Financial institutions should evaluate both positive and negative indicators when determining whether goodwill is impaired. If an impairment is determined to exist, the amount of the impairment must be written down through a charge to earnings at that time.
The accounting standards have, however, provided an alternative accounting treatment for goodwill for private companies. FASB’s Private Company Council (PCC) issued a GAAP alternative in 2014 (ASU 2014-02), allowing private companies to amortize their goodwill rather than carry goodwill on the books at its original value and test it for impairment annually.
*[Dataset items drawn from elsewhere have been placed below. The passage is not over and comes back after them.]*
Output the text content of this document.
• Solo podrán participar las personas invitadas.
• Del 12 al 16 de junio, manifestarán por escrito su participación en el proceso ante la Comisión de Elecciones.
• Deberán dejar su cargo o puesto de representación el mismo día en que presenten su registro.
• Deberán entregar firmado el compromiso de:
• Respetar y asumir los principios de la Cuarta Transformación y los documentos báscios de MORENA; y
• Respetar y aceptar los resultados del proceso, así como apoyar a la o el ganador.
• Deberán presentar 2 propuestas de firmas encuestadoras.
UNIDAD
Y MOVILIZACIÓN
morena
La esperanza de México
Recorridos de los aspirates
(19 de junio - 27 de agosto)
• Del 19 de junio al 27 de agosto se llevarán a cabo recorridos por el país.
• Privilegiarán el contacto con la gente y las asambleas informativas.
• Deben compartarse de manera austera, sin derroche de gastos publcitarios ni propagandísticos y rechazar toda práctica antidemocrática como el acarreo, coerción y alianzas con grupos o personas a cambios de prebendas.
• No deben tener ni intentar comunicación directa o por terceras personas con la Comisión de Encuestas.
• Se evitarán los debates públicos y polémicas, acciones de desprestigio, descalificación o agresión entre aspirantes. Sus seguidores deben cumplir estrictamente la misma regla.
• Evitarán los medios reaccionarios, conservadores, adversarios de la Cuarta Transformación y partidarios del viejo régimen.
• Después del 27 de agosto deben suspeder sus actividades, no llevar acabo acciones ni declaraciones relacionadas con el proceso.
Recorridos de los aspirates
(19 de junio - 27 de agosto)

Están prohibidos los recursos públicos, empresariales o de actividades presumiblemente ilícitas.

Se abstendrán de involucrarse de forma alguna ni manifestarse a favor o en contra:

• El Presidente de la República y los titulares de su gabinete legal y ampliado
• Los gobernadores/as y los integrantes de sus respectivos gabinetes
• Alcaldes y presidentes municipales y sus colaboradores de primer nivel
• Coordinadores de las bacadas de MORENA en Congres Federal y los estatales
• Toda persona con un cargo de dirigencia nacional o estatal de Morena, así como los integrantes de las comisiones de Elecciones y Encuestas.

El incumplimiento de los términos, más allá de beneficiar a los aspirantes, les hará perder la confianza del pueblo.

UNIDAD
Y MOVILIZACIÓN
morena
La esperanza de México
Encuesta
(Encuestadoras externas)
In 2016, the FASB eliminated the effective date for this standard, meaning that companies can adopt at any time the alternative to amortize goodwill. So if a private company did not adopt the amortization method of accounting for its existing goodwill when the standard was established, it’s not too late to adopt this accounting treatment for existing goodwill on the private company’s balance sheet. This accounting standard allows private companies to elect to amortize goodwill on a straight-line basis over 10 years (or less, if the company demonstrates that another useful life is more appropriate).
Private companies adopting this standard would need to test goodwill for impairment only when a triggering event such as those listed above occurs vs. testing the goodwill for impairment annually. Because goodwill will become a lesser balance due to the amortization, which would be expensed on an ongoing basis, the likelihood of an impairment existing and being recognized immediately decreases over the amortization period.